Tina Fey on the subject of her failed attempt at breastfeeding:
I was defensive and grouchy whenever the topic came up. At a party with a friend who was successfully nursing her little boy, I watched her husband produce a bottle of pumped breast milk that was the size of a Big Gulp. It was more milk than I had produced in my whole seven weeks – I blame Entourage. As my friend's husband fed the baby, he said offhandedly, "This stuff is liquid gold. You know it actually makes them smarter?" "Let's set a date!" I screamed. "IQ test. Five years from today. My formula baby will crush your baby!" Thankfully, my mouth was so full of cake they could not understand me.
We get it. "Breast is best." But are there really people out there who are saying, "No way! Keep those away from my baby!" It seems to me that everyone I know who doesn't breastfeed their baby came to that decision after days or weeks of literal blood, sweat, and many many tears.
You may be familiar with my experience of
breastfeeding Lila. I think the best word to describe it would be "miserable" or perhaps "guilt-ridden" or even "Why did God invent this way of feeding children and why am I so bad at it and why does everyone make me feel guilty about it?" One of those. With Lila, long story short, we were starving her for days before we realized that I had absolutely no milk supply. We started supplementing with formula using various apparatuses, anything but the dreaded, horrible, nipple-confusing, Nazi-worshiping bottle. Everyone kept telling me my milk would come in, so I waited and pumped and waited and cried. At the point of that post I wrote on breastfeeding, Lila was one month old and I think she was getting somewhere around an ounce from me for each feeding (she needed three or four). By the time I stopped nursing her at six months old, she never got more than two ounces from me at a single feeding. Go me.
This time around, I told myself it would be different. "I know what problems to look for this time," I said. "I have a lot more experience." So you can imagine my joy when the nurse came in to my hospital room and said apologetically that we needed to start supplementing because Olive had a bad case of jaundice and my supply was too low to combat it. "Oh fabulous," I thought.

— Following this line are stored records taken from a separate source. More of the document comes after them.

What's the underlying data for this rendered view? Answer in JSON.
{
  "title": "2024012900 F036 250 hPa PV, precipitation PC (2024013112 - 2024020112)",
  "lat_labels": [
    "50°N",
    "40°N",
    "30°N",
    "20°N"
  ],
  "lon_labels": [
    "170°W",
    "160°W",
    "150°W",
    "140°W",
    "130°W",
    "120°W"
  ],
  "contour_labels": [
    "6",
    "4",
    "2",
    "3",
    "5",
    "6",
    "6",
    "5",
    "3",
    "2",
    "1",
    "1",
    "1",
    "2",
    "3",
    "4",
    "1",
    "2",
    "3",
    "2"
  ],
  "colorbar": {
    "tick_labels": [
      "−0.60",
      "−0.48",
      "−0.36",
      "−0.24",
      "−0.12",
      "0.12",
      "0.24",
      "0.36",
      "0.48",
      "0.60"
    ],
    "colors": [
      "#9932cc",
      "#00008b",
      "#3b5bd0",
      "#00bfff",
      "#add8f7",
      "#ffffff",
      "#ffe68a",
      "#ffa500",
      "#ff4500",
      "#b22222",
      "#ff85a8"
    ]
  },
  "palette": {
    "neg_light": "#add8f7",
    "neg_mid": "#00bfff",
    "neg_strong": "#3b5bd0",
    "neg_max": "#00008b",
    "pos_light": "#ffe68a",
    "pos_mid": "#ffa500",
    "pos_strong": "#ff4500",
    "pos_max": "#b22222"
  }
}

We started the old song and dance of nursing and then formula feeding and then pumping. I got out of the hospital only to come home to three other children who enjoyed pulling the pump apart as I was using it or who waited just until I was all hooked up and couldn't move to get stuck underneath something and scream bloody murder until I untangled myself and came and got them out. I'm starting to think that my body hemorrhaged on purpose so that I could go
back to the hospital where life was easier.
Fast forward to an ambulance ride, a DNC, and two blood transfusions. I decided to pump while I was back in the hospital, and I was actually able to get a decent amount even though I couldn't sit up and had to lie hanging off the hospital bed to do it. (Yes, I do realize as I'm writing this that I am crazy, but at least I got to watch that TLC trailer park show while I was doing it.)

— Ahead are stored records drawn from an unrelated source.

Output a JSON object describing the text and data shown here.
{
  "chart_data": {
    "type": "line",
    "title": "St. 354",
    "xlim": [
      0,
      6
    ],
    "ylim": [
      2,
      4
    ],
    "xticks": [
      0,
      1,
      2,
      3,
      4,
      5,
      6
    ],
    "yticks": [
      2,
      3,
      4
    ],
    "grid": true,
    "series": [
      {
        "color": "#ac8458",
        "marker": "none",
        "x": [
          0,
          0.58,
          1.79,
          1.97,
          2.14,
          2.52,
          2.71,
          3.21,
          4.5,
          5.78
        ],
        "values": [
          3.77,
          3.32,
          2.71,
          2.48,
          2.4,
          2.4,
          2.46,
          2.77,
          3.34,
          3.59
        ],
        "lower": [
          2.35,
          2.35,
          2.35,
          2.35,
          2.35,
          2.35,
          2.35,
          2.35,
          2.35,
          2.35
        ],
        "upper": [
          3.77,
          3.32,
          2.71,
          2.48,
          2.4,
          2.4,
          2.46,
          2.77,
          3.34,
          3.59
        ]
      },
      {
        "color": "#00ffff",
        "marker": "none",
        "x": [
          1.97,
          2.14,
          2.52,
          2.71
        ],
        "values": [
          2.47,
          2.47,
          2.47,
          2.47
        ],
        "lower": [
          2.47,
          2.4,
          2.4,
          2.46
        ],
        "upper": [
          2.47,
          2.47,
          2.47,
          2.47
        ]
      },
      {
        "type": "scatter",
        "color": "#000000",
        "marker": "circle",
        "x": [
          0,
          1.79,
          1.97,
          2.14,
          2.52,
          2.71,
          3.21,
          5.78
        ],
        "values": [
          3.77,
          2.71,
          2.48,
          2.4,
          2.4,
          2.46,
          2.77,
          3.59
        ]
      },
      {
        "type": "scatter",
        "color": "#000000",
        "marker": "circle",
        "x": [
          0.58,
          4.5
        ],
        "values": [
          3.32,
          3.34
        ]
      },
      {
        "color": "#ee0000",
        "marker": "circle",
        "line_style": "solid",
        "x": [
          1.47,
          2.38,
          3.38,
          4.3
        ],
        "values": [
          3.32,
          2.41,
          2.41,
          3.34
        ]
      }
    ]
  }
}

Since then our home has gotten a little quieter, and with nursing and pumping combined, Olive has been able to get significantly more breast milk than Lila ever got. But Olive's been a very finicky eater. She'll want to nurse and nurse but be wearing herself out because she's not getting very much, so then she'll fall asleep, and then she'll want a bottle, but then she'll want to nurse, and by the time the feeding session is over, I have maybe thirty minutes before the next one starts. So we're pulling the plug. I've got her on an all bottle diet now. I pump a few times a day because I figure if I have a little bit, I might as well give it to her, but the craziness is done.

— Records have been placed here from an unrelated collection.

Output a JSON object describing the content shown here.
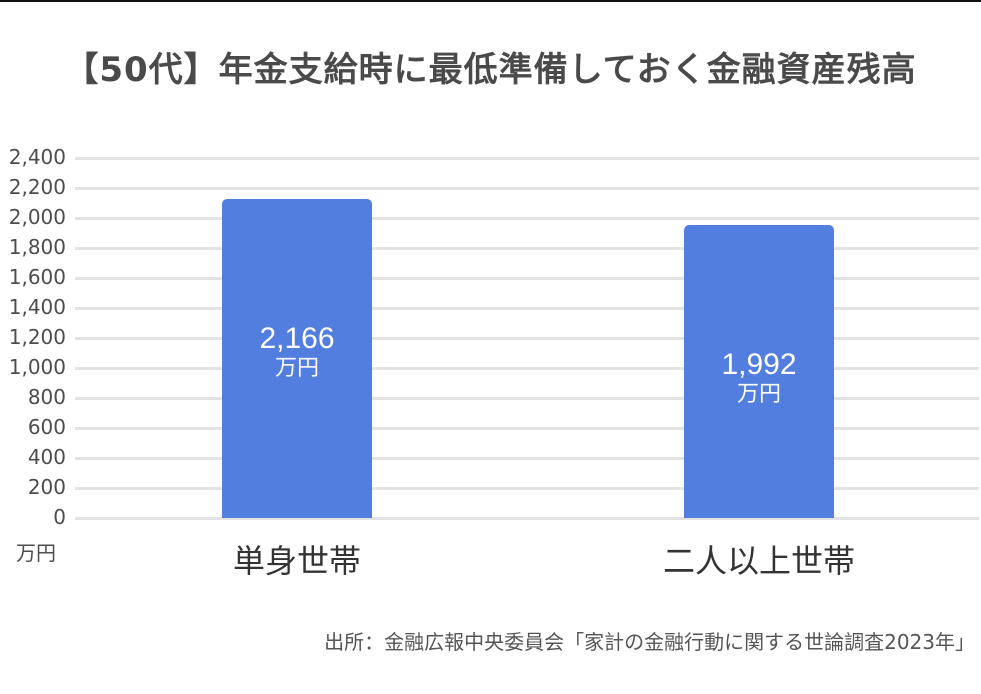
{
  "title": "【50代】年金支給時に最低準備しておく金融資産残高",
  "source": "出所：金融広報中央委員会「家計の金融行動に関する世論調査2023年」",
  "y_unit": "万円",
  "colors": {
    "bar": "#527ee0",
    "grid": "#e3e3e3",
    "text": "#444444"
  },
  "chart_data": {
    "type": "bar",
    "title": "【50代】年金支給時に最低準備しておく金融資産残高",
    "categories": [
      "単身世帯",
      "二人以上世帯"
    ],
    "values": [
      2166,
      1992
    ],
    "value_labels": [
      "2,166",
      "1,992"
    ],
    "value_unit": "万円",
    "xlabel": "",
    "ylabel": "万円",
    "ylim": [
      0,
      2400
    ],
    "yticks": [
      "0",
      "200",
      "400",
      "600",
      "800",
      "1,000",
      "1,200",
      "1,400",
      "1,600",
      "1,800",
      "2,000",
      "2,200",
      "2,400"
    ],
    "grid": true,
    "legend": "none"
  }
}
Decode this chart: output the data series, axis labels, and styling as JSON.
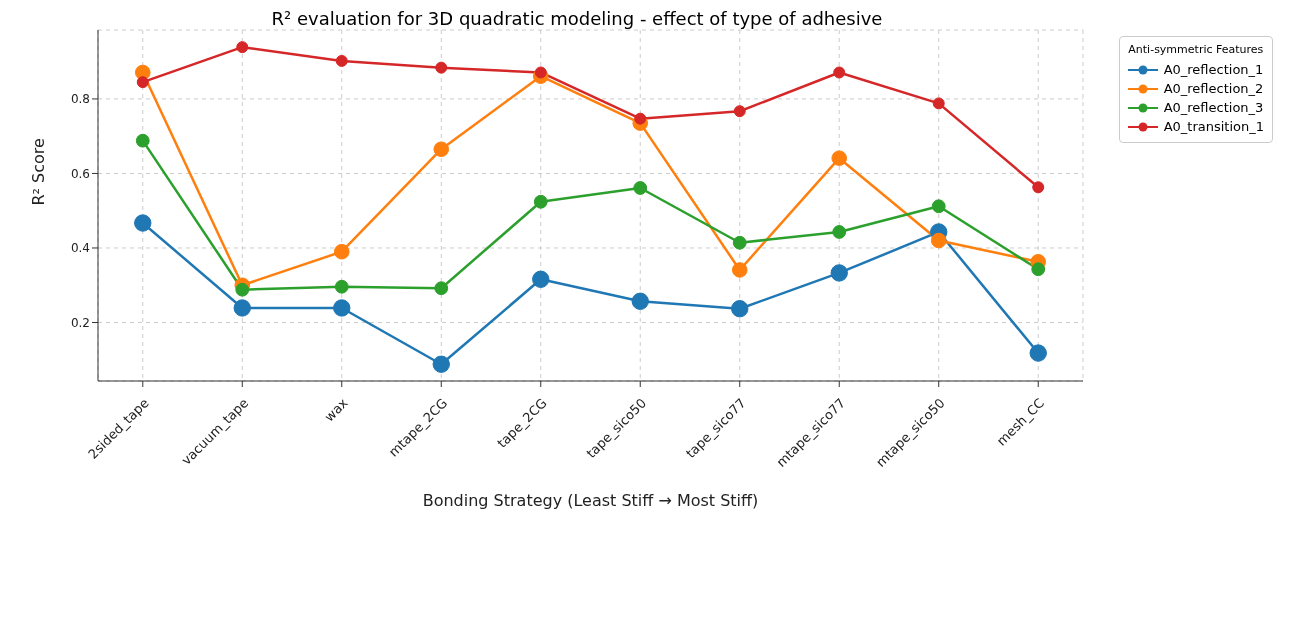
{
  "chart_data": {
    "type": "line",
    "title": "R² evaluation for 3D quadratic modeling - effect of type of adhesive",
    "xlabel": "Bonding Strategy (Least Stiff → Most Stiff)",
    "ylabel": "R² Score",
    "legend_title": "Anti-symmetric Features",
    "categories": [
      "2sided_tape",
      "vacuum_tape",
      "wax",
      "mtape_2CG",
      "tape_2CG",
      "tape_sico50",
      "tape_sico77",
      "mtape_sico77",
      "mtape_sico50",
      "mesh_CC"
    ],
    "series": [
      {
        "name": "A0_reflection_1",
        "color": "#1f77b4",
        "values": [
          0.467,
          0.239,
          0.239,
          0.088,
          0.316,
          0.257,
          0.237,
          0.333,
          0.443,
          0.118
        ]
      },
      {
        "name": "A0_reflection_2",
        "color": "#ff7f0e",
        "values": [
          0.871,
          0.3,
          0.39,
          0.665,
          0.861,
          0.735,
          0.341,
          0.641,
          0.42,
          0.363
        ]
      },
      {
        "name": "A0_reflection_3",
        "color": "#2ca02c",
        "values": [
          0.688,
          0.288,
          0.296,
          0.292,
          0.524,
          0.561,
          0.414,
          0.443,
          0.512,
          0.343
        ]
      },
      {
        "name": "A0_transition_1",
        "color": "#d62728",
        "values": [
          0.845,
          0.939,
          0.902,
          0.884,
          0.871,
          0.747,
          0.767,
          0.871,
          0.788,
          0.563
        ]
      }
    ],
    "ylim": [
      0.043,
      0.985
    ],
    "yticks": [
      0.2,
      0.4,
      0.6,
      0.8
    ],
    "grid": true,
    "legend": "top right",
    "marker": "circle",
    "line_style": "solid"
  }
}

Why bother writing about this? Well, my first breastfeeding post is one of my most popular posts in the life of my blog. It seems that misery loves company, and if you're trolling the internet looking for support on bad breastfeeding situations (honestly most people seem to have it worse than I) all you're going to find is "Eat lots of oatmeal!" "Pump every thirty minutes!" "Overdose on Fenugreek!" "Your baby will never get to Harvard without breast milk!" and so on and so on. I thought it was time that there was a different perspective available.
So take heart, failed breast feeder! To quote my lactation consultant, "Formula will not kill your baby." You are not a bad mom and you are in good company.